SoulTaker opened this issue on Dec 25, 2006 · 38 posts
ThrommArcadia posted Tue, 26 December 2006 at 4:51 PM
Yes, SoulTaker is right.
The Renderosity (and Daz and most other marketplaces) standard license says the end user can use the products for commercial work. This is standard and this what we as the end user expect.
If a vendor is selling a mesh (and I've seen thsi on Turbosquid, 3DCafe and others) that is a blatant remake of an exsisting design (I've seen X-Wings for sale, fo example), then the Vendor is infact breaking copyright law. The Vendor has no right to sell his version of a copyrighted design.
If you see a copyrighted design in the marketplace, you should notify the Renderosity staff immediately and that item should be removed.
I (for example) have no clue what every freaking Star Trek and Alien spaceship design looks like. I also work in TV and I use purchased meshes and such for commercial work often. If I purchase something that I don't know is a copyrighted work from a marketplace such as Renderosity and I get into trouble over it, I will make certain (out of spite) the the original copyright holders find their way to where that mesh was purchased.
So, to re-iterate:
Standard Marketplace license on all merchandise is that you can use it for commercial work.

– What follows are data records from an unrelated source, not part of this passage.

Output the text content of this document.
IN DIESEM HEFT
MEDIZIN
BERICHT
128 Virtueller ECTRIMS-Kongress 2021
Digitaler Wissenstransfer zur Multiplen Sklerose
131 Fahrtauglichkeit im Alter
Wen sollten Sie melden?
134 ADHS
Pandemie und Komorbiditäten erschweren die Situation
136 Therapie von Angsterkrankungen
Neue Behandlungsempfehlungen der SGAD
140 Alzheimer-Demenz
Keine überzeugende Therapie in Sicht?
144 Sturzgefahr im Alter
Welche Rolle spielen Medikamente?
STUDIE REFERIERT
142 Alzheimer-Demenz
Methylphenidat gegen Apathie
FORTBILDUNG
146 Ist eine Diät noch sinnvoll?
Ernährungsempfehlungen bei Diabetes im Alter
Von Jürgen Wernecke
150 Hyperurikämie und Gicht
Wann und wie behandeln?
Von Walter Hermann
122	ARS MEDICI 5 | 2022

If an item in the Marketplace is not an original work or a work that the Vendor has full rights to, then the Vendor is breaking the law and is endangering his/her contract with the Marketplace.
You do not have the right to use Copyrighted material for commercial work, regardless of origin (free or for sale).

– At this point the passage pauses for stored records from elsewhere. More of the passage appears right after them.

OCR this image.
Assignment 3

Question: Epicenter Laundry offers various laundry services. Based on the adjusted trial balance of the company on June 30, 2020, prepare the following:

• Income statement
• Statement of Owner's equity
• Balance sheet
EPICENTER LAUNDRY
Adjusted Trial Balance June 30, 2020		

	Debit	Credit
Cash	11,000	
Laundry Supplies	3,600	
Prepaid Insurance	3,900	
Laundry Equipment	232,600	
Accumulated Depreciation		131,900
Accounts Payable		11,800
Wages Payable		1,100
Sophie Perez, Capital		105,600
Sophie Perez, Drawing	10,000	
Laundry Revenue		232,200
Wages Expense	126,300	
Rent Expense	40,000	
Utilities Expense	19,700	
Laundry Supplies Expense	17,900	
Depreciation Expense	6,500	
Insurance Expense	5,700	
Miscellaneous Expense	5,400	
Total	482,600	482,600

There is a loophole, though, to be aware of (as the Serenity in Battlestar Galactica example shows) but you should do your research on that and be aware that if the issue is taken to court you might not win.
(I know of a comic years back that had thrown Batman into the background of one scene as a bit of a tribute. The Comic publisher was sued, the comic was cancelled and a lot of people got into a lot of trouble.)
(Tributes and spoofs are a very grey area and you tred on shaky ground legally speaking.)